FEARFUL SYMMETRY: The Search for Beauty in Modern Physics

By

Pub Date: Jan. 26th, 1987
ISBN: 0691134820
Publisher: Macmillan

Blake is the source and Einstein the inspiration for this vision of nature by a theoretician attached to the Institute for Theoretical Physics in Santa Barbara. We are in the world of particle physics--those conjured bits and pieces that constitute the larger bites and slices of nuclei, atoms, and ultimately make up the universe at large. Yes, you might conjecture that ""Zee"" is a pseudonym; there is, after all, a Z particle. But there is nothing to suggest that that is the case, so one is left to muse that, after all, names are destiny. Destiny very much concerns our Zee. He shares with many a colleague the dream that there is some ultimate beauty and simplicity to the design of nature that makes the quest for a solution--a grand unification theory--a grail worth seeking. For ""grail"" read symmetry--the mathematical notion that certain transformations remain invariant (for example, a hexagon stays the same when rotated through 60 degrees). The first inklings of invariants and symmetries came in the 19th century as Faraday and Maxwell established the linkage of electricity with magnetism.

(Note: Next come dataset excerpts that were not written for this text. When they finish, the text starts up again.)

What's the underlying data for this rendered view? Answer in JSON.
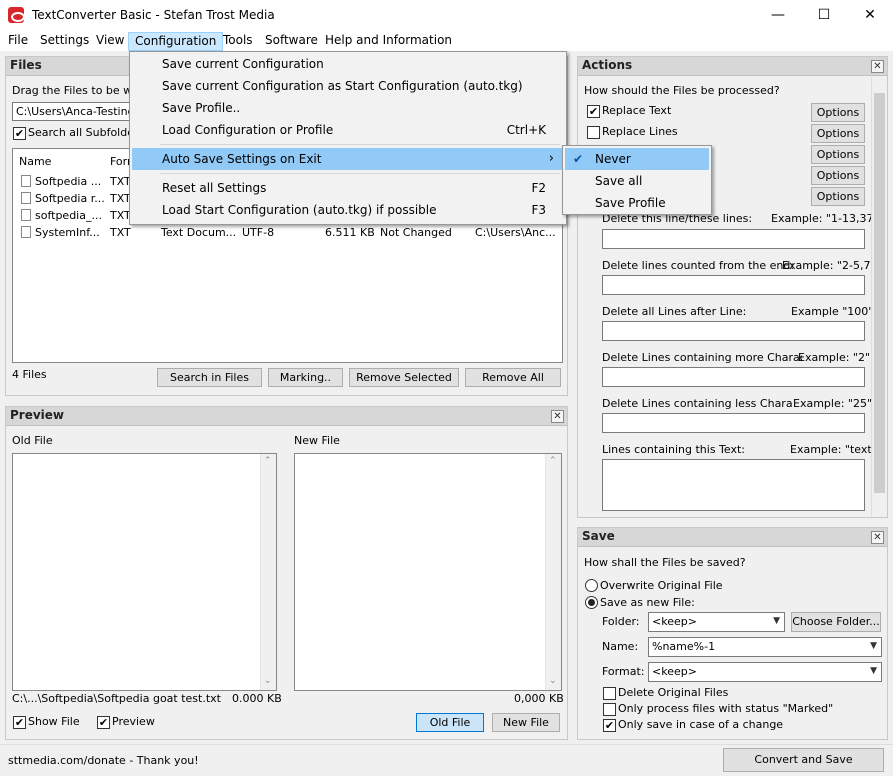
{
  "window": {
    "title": "TextConverter Basic - Stefan Trost Media",
    "minimize": "—",
    "maximize": "☐",
    "close": "✕"
  },
  "menubar": [
    "File",
    "Settings",
    "View",
    "Configuration",
    "Tools",
    "Software",
    "Help and Information"
  ],
  "configuration_menu": {
    "items": [
      {
        "label": "Save current Configuration",
        "shortcut": ""
      },
      {
        "label": "Save current Configuration as Start Configuration (auto.tkg)",
        "shortcut": ""
      },
      {
        "label": "Save Profile..",
        "shortcut": ""
      },
      {
        "label": "Load Configuration or Profile",
        "shortcut": "Ctrl+K"
      },
      {
        "label": "Auto Save Settings on Exit",
        "shortcut": "›"
      },
      {
        "label": "Reset all Settings",
        "shortcut": "F2"
      },
      {
        "label": "Load Start Configuration (auto.tkg) if possible",
        "shortcut": "F3"
      }
    ]
  },
  "autosave_submenu": {
    "items": [
      "Never",
      "Save all",
      "Save Profile"
    ],
    "check": "✔"
  },
  "files_panel": {
    "title": "Files",
    "drag_hint": "Drag the Files to be worl",
    "path": "C:\\Users\\Anca-Testing\\",
    "search_sub": "Search all Subfolders",
    "columns": [
      "Name",
      "Forr"
    ],
    "rows": [
      {
        "name": "Softpedia ...",
        "fmt": "TXT"
      },
      {
        "name": "Softpedia r...",
        "fmt": "TXT"
      },
      {
        "name": "softpedia_...",
        "fmt": "TXT"
      },
      {
        "name": "SystemInf...",
        "fmt": "TXT",
        "type": "Text Docum...",
        "enc": "UTF-8",
        "size": "6.511 KB",
        "status": "Not Changed",
        "path": "C:\\Users\\Anc..."
      }
    ],
    "count": "4 Files",
    "buttons": [
      "Search in Files",
      "Marking..",
      "Remove Selected",
      "Remove All"
    ]
  },
  "preview_panel": {
    "title": "Preview",
    "old_label": "Old File",
    "new_label": "New File",
    "old_path": "C:\\...\\Softpedia\\Softpedia goat test.txt",
    "old_size": "0.000 KB",
    "new_size": "0,000 KB",
    "show_file": "Show File",
    "preview": "Preview",
    "btn_old": "Old File",
    "btn_new": "New File"
  },
  "actions_panel": {
    "title": "Actions",
    "question": "How should the Files be processed?",
    "checks": [
      "Replace Text",
      "Replace Lines"
    ],
    "options": "Options",
    "fields": [
      {
        "label": "Delete this line/these lines:",
        "example": "Example: \"1-13,37\""
      },
      {
        "label": "Delete lines counted from the end:",
        "example": "Example: \"2-5,7\""
      },
      {
        "label": "Delete all Lines after Line:",
        "example": "Example \"100\""
      },
      {
        "label": "Delete Lines containing more Characters than:",
        "example": "Example: \"2\""
      },
      {
        "label": "Delete Lines containing less Characters than:",
        "example": "Example: \"25\""
      },
      {
        "label": "Lines containing this Text:",
        "example": "Example: \"text\""
      }
    ]
  },
  "save_panel": {
    "title": "Save",
    "question": "How shall the Files be saved?",
    "overwrite": "Overwrite Original File",
    "save_new": "Save as new File:",
    "folder_label": "Folder:",
    "folder_value": "<keep>",
    "choose_folder": "Choose Folder...",
    "name_label": "Name:",
    "name_value": "%name%-1",
    "format_label": "Format:",
    "format_value": "<keep>",
    "checks": [
      "Delete Original Files",
      "Only process files with status \"Marked\"",
      "Only save in case of a change"
    ]
  },
  "statusbar": {
    "text": "sttmedia.com/donate - Thank you!",
    "convert": "Convert and Save"
  },
  "icons": {
    "down": "⌄",
    "up": "⌃",
    "checkmark": "✔",
    "arrow_down": "▼"
  },
  "colors": {
    "menu_highlight": "#91c9f7",
    "panel_header": "#d7d7d7",
    "accent": "#0078d7"
  }
}
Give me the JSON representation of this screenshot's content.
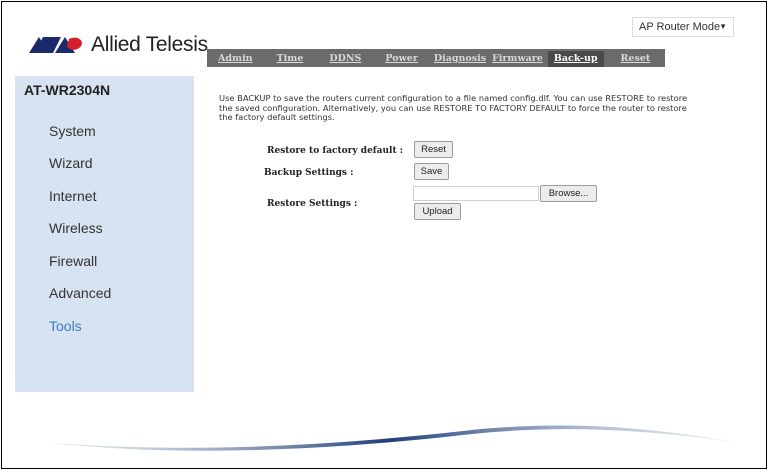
{
  "brand": {
    "name": "Allied Telesis"
  },
  "mode_select": {
    "value": "AP Router Mode"
  },
  "tabs": [
    {
      "label": "Admin",
      "active": false
    },
    {
      "label": "Time",
      "active": false
    },
    {
      "label": "DDNS",
      "active": false
    },
    {
      "label": "Power",
      "active": false
    },
    {
      "label": "Diagnosis",
      "active": false
    },
    {
      "label": "Firmware",
      "active": false
    },
    {
      "label": "Back-up",
      "active": true
    },
    {
      "label": "Reset",
      "active": false
    }
  ],
  "sidebar": {
    "model": "AT-WR2304N",
    "items": [
      {
        "label": "System"
      },
      {
        "label": "Wizard"
      },
      {
        "label": "Internet"
      },
      {
        "label": "Wireless"
      },
      {
        "label": "Firewall"
      },
      {
        "label": "Advanced"
      },
      {
        "label": "Tools",
        "active": true
      }
    ]
  },
  "main": {
    "description": "Use BACKUP to save the routers current configuration to a file named config.dlf. You can use RESTORE to restore the saved configuration. Alternatively, you can use RESTORE TO FACTORY DEFAULT to force the router to restore the factory default settings.",
    "factory_label": "Restore to factory default :",
    "factory_button": "Reset",
    "backup_label": "Backup Settings :",
    "backup_button": "Save",
    "restore_label": "Restore Settings :",
    "restore_file_value": "",
    "browse_button": "Browse...",
    "upload_button": "Upload"
  },
  "colors": {
    "sidebar_bg": "#d7e3f1",
    "tab_bar": "#6b6b6b",
    "active_nav": "#3b7bc6",
    "logo_red": "#d4202a",
    "logo_blue": "#1b2a6b"
  }
}
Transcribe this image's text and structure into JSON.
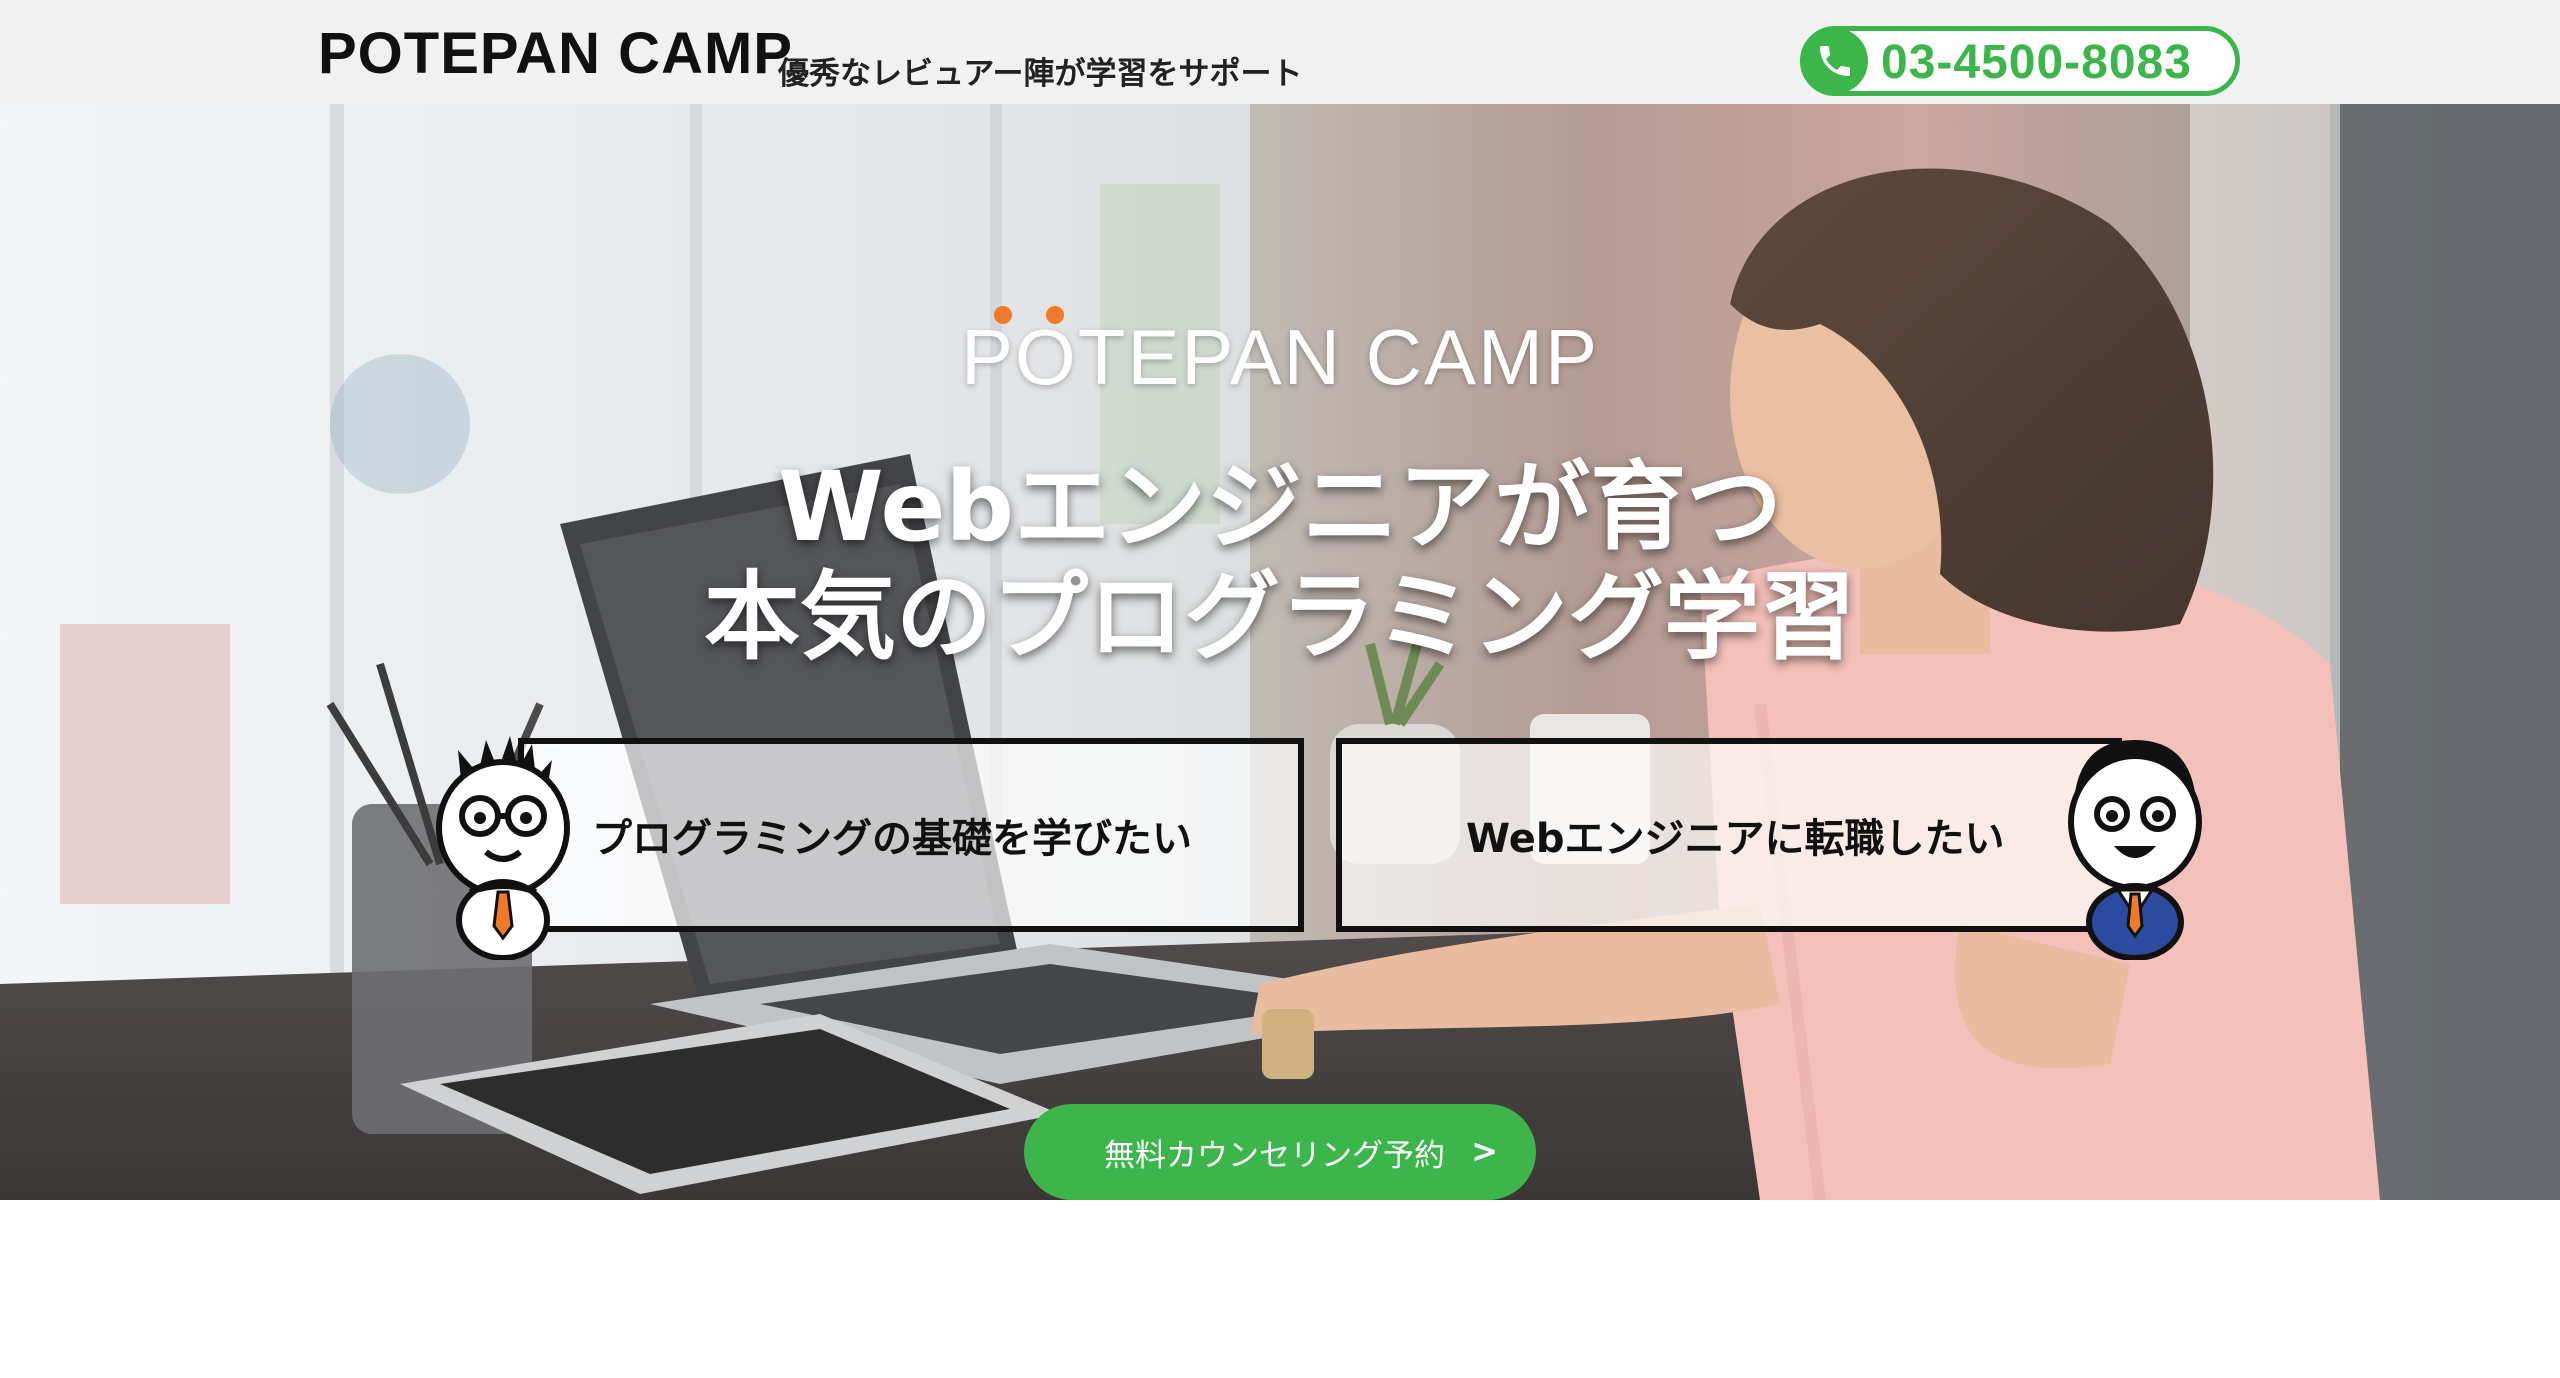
{
  "header": {
    "logo_text": "POTEPAN CAMP",
    "tagline": "優秀なレビュアー陣が学習をサポート",
    "phone_icon": "phone-icon",
    "phone_number": "03-4500-8083"
  },
  "hero": {
    "logo_text": "POTEPAN CAMP",
    "headline_line1": "Webエンジニアが育つ",
    "headline_line2": "本気のプログラミング学習",
    "choices": [
      {
        "label": "プログラミングの基礎を学びたい",
        "mascot": "glasses-mascot-icon"
      },
      {
        "label": "Webエンジニアに転職したい",
        "mascot": "suit-mascot-icon"
      }
    ],
    "cta_label": "無料カウンセリング予約",
    "cta_arrow": ">"
  },
  "colors": {
    "brand_green": "#3cb54a",
    "accent_orange": "#ef7b2a",
    "header_bg": "#f1f1f1"
  }
}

The 19th century also conceived of fields of force, which defined terrains in which transformations and invariances could be studied. By the turn of the century, Einstein had established a relativistic invariance of spacetime and the symmetry of mass and energy. Later he developed ""general covariance"" in which observations in a gravitational field are equivalent to those made in an accelerating field (absent gravity). But then came quantum fields, radioactive decay, a zoo of strange particles, and, horror of horrors, a selective betrayal of symmetry which got known as the violation of parity--due to the fact that in a weak interaction a neutrino always spins in one direction. According to Zee, the resulting shock wave confounded particle physics but ultimately led to new syntheses and symmetries; today the road to unification continues with supersymmetry and superstring theories. Don't expect all of this volume to be crystal clear-it really can't be without a deeper grounding in the mathematics and the experiments. But as a complement to other popularizations (by Paul Davies, Richard Morris and others), do expect a fluent discourse laced with some of the ""flavor"" and ""charm"" of those very particles that burn so bright in Zee's own fearful symmetry.